Bagamoyo, 21 Settembre 2013
Questa settimana ho partecipato alla mia prima missione di monitoraggio per il distretto di Bagamoyo. Una settimana di tante prime volte. Una settimana di incontri, di strette di mano, di saluti che piano piano comincio ad imparare, di occhi che ti guardano e ti sorridono, di colori accesi, di veli sovrapposti uno sull’altro a coprire i corpi delle donne, di risate, di preghiere che senti venire la sera dalle moschee.

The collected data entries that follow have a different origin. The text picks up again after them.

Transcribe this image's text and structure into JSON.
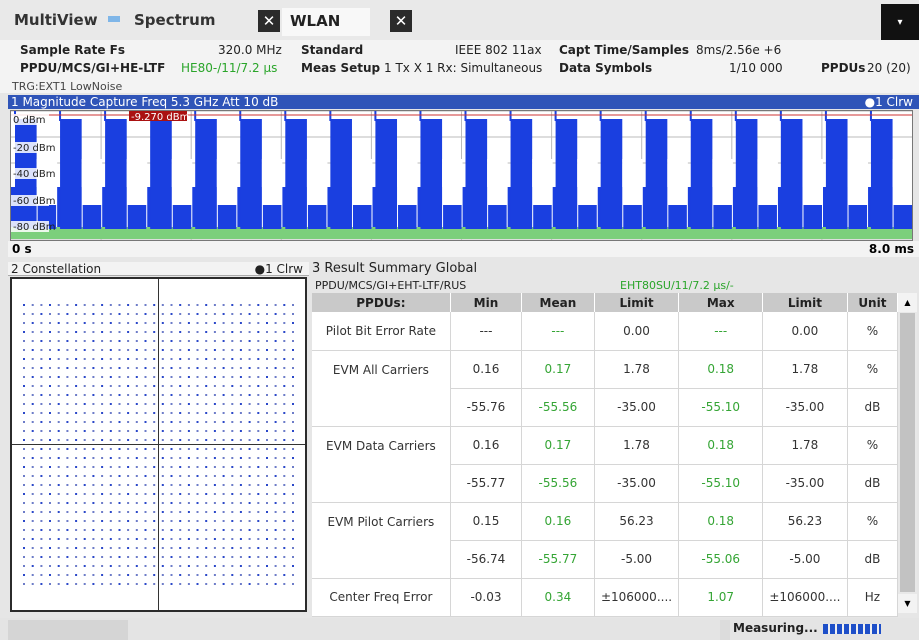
{
  "tabs": [
    {
      "label": "MultiView"
    },
    {
      "label": "Spectrum",
      "close": "✕"
    },
    {
      "label": "WLAN",
      "close": "✕"
    }
  ],
  "menu_glyph": "▾",
  "header": {
    "sample_rate_label": "Sample Rate Fs",
    "sample_rate_value": "320.0 MHz",
    "standard_label": "Standard",
    "standard_value": "IEEE 802 11ax",
    "capt_label": "Capt Time/Samples",
    "capt_value": "8ms/2.56e +6",
    "ppdu_label": "PPDU/MCS/GI+HE-LTF",
    "ppdu_value": "HE80-/11/7.2 μs",
    "meas_setup_label": "Meas Setup",
    "meas_setup_value": "1 Tx X 1 Rx: Simultaneous",
    "data_symbols_label": "Data Symbols",
    "data_symbols_value": "1/10 000",
    "ppdus_label": "PPDUs",
    "ppdus_value": "20 (20)",
    "trigger": "TRG:EXT1 LowNoise"
  },
  "magnitude": {
    "title": "1 Magnitude Capture  Freq 5.3 GHz Att 10 dB",
    "trace": "●1 Clrw",
    "x_start": "0 s",
    "x_stop": "8.0 ms",
    "marker_label": "-9.270 dBm",
    "y_labels": [
      "0 dBm",
      "-20 dBm",
      "-40 dBm",
      "-60 dBm",
      "-80 dBm"
    ],
    "trace_color": "#1a3fe0",
    "noise_color": "#7ccf7c"
  },
  "constellation": {
    "title": "2 Constellation",
    "trace": "●1 Clrw"
  },
  "result_summary": {
    "title": "3 Result Summary Global",
    "subtitle": "PPDU/MCS/GI+EHT-LTF/RUS",
    "subtitle_value": "EHT80SU/11/7.2 μs/-",
    "columns": [
      "PPDUs:",
      "Min",
      "Mean",
      "Limit",
      "Max",
      "Limit",
      "Unit"
    ],
    "rows": [
      {
        "name": "Pilot Bit Error Rate",
        "min": "---",
        "mean": "---",
        "limit1": "0.00",
        "max": "---",
        "limit2": "0.00",
        "unit": "%"
      },
      {
        "name": "EVM All Carriers",
        "min": "0.16",
        "mean": "0.17",
        "limit1": "1.78",
        "max": "0.18",
        "limit2": "1.78",
        "unit": "%"
      },
      {
        "name": "",
        "min": "-55.76",
        "mean": "-55.56",
        "limit1": "-35.00",
        "max": "-55.10",
        "limit2": "-35.00",
        "unit": "dB"
      },
      {
        "name": "EVM Data Carriers",
        "min": "0.16",
        "mean": "0.17",
        "limit1": "1.78",
        "max": "0.18",
        "limit2": "1.78",
        "unit": "%"
      },
      {
        "name": "",
        "min": "-55.77",
        "mean": "-55.56",
        "limit1": "-35.00",
        "max": "-55.10",
        "limit2": "-35.00",
        "unit": "dB"
      },
      {
        "name": "EVM Pilot Carriers",
        "min": "0.15",
        "mean": "0.16",
        "limit1": "56.23",
        "max": "0.18",
        "limit2": "56.23",
        "unit": "%"
      },
      {
        "name": "",
        "min": "-56.74",
        "mean": "-55.77",
        "limit1": "-5.00",
        "max": "-55.06",
        "limit2": "-5.00",
        "unit": "dB"
      },
      {
        "name": "Center Freq Error",
        "min": "-0.03",
        "mean": "0.34",
        "limit1": "±106000....",
        "max": "1.07",
        "limit2": "±106000....",
        "unit": "Hz"
      }
    ],
    "scroll_up": "▲",
    "scroll_down": "▼"
  },
  "status": {
    "measuring": "Measuring..."
  }
}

Sono partita con Chausiku, una mia collega di Bagea, (l’ong locale con cui collaboro) e Peace, la facilitatrice del CVM (mia ong di invio) che segue i gruppi femminili di microcredito, i gruppi di vedove, i grupppi sulla violenza contro le donne e quelli dei progetti di sensibilizzazione in materia di educazione e diritto allo studio per le ragazze. Il monitoraggio era fatto per verificare l’andamento sopratttutto di questi ultimi. A compleatare il gruppo l’autista del CVM.
Un omone che sa l’inglese ma non lo parla perchè la sua missione è insegnare lo swahili a tutti i volontari che arrivano. E che prende le strade tanzaniane come se fossero autostrade europee dimenticandosi che qui c’è il piccolo particolare dello sterrato, delle buche e delle infinite deviazioni.
3 giorni tra un susseguirsi di villaggi dai nomi esotici..Viguasa, Pera, Pingo, Diozile, Ubena, Bwilingu, Msoga (che è la città di origine del presidente Kikwete), Mboga, Lugoba.. Ovunque storie e incontri, straordinari nella loro ordinarietà. Storie di povertà, di fatica, di diritti negati o non ancora consapevoli. Storie di piccola violenza ma anche di piccoli successi e sorprese, come quando le donne di uno dei gruppi di microcredito ci raccontano che da alcuni mesi fanno volontariato in ospedale e aiutano i bambini in difficoltà della scuola del villaggio. Senza averne fatto la minima pubblicità.
Faccio fatica a capire, colgo una parola in un discorso intero. Ma è bello anche cosi. Anche solo aspettare sotto un albero l’arrivo dei gruppi, anche solo guardare le persone negli occhi, strigere loro la mano..soprattutto quelle delle anziane, mani nodose, con le unghie cortissime e spesso tinte di giallo per la terra e il lavoro nei campi..e sorrisi acquosi e dolcissimi..anche quando ogni tanto gli occhi si velano di lacrime..
Giorni di prime volte….la prima volta in Guest House, sorta di piccoli affitta camere che qui trovi praticamente in ogni villaggio. La prima colazione alla tanzaniana, con un tazzone di thè alla cannella e muhogo, (la kasawa o patata dolce) tagliata a pezzi e fritta nell’olio che ti fa sentire sazio fino a sera. E il the allo zenzero fortissimo alla sera. E la frequentazione dei baretti-baracchini-locande sulla strada, dove puoi trovare riso con carne e fagioli, servito in piatti di latta che hanno tanti scomparti diversi per le diverse componenti del pranzo, e pesce fritto, e le immancabili chipsy – patatine fritte, che qui trovi ovunque e che ti vengono spesso portate “da asporto” dentro sacchietti di plastica nera..e ugali, la polenta bianca, e banane in tutte le salse, bollite, grigliate, servite con insalata di pomodori, in zuppa con la carne, con i fagioli… E le cameriere che ti portano una brocca d’acqua per lavarti le mani perchè poi si mangia con quelle, appallottolando il riso o l’ugali e intingendolo dentro le salse. E masai che sbucano da tutti gli angoli, vestiti con i tradizionali teli, i bastoni, i lobi delle orecchie forati che ci puoi fare passare dentro tre dita per i pesanti orecchini che portano, e sgommano via in moto..si sono modernizzati pure loro..
E la prima proposta di matrimonio, ricevuta proprio da un masai mentre eravamo in un baretto per il pranzo. È stato l’autista a dirmelo. Io ho ringraziato declinando gentilmente l’offerta, dicendo che non sarei stata una brava moglie visto che non cucino per niente. Quando l’autista ha tradotto ha suscitato l’ilarità generale. E i paesaggi..spazi immensi, brulli, alberi che sanno di Africa finalmente, proprio quelli che vedevo nei documentari da bambina quando sognavo di visitarla quest’Africa cosi lontana..e case di fango e case di cemento con i porticati, e greggi di capre e palme, e poi di nuovo terra brulla, baobab e nuvole.
Devo ancora trovare una definizione soddisfaciente di inculturazione. Per me qui adesso è anche questo.